In this case study, the students were engaged in a blended learning course with courseware placed on a LMS, Blackboard. The Java Programming (a Computer Science Course) class had 36 registered students. The lecturer had uploaded materials such as the learner guide, lecture notes, group work and the solutions to all tests and assignments on Blackboard. The departmental computer centre had only a few working computers which made it practically impossible for students to access a computer every day of the week. Even when the Centre for Learning and Teaching Development (CLTD) e-learning centre was available, the students had to book in advance, and had to compete with the university student population for access to the centre. Due to the shortage of computers, some of the students who had access to laptops with internet connectivity used them in the residences and at other locations to access the courseware.

At the same time, communication with students outside the class also became almost impossible.
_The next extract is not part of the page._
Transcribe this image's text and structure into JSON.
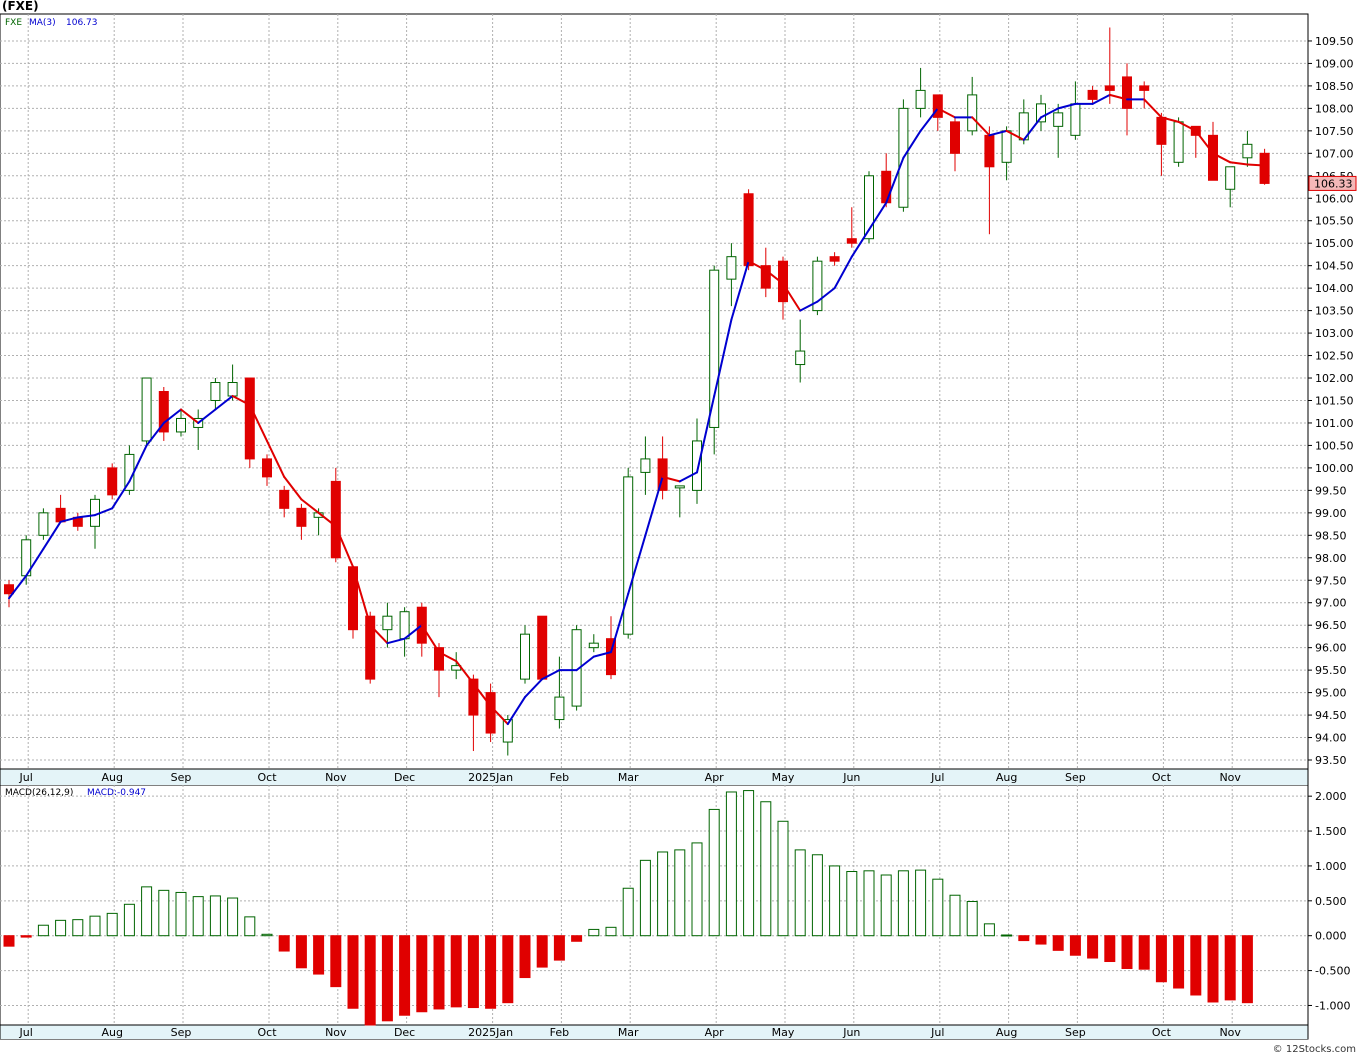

The lecturer continuously observed in class that about six students had smartphones (mobile phones that can connect to the internet), and that these students spent a considerable amount of time on Facebook. Also mindful of the fact that those students who had laptops with internet connectivity would also be able to participate on Facebook anytime, it became convenient for him to explore the use of Facebook to communicate with the students. He then created a private Facebook page called CSI2101 Java Programming. Some students without mobile devices felt that they were being disadvantaged. The lecturer therefore, used Facebook as a noticeboard rather than an e-learning platform and still duplicated all the notices posted on Face-book on the LMS. In some occasions, the lecturer would discuss the solutions to problems posted by students on Facebook. Students also discussed among themselves and shared information on Facebook. It is hoped that, ultimately, more students will have access to mobile devices.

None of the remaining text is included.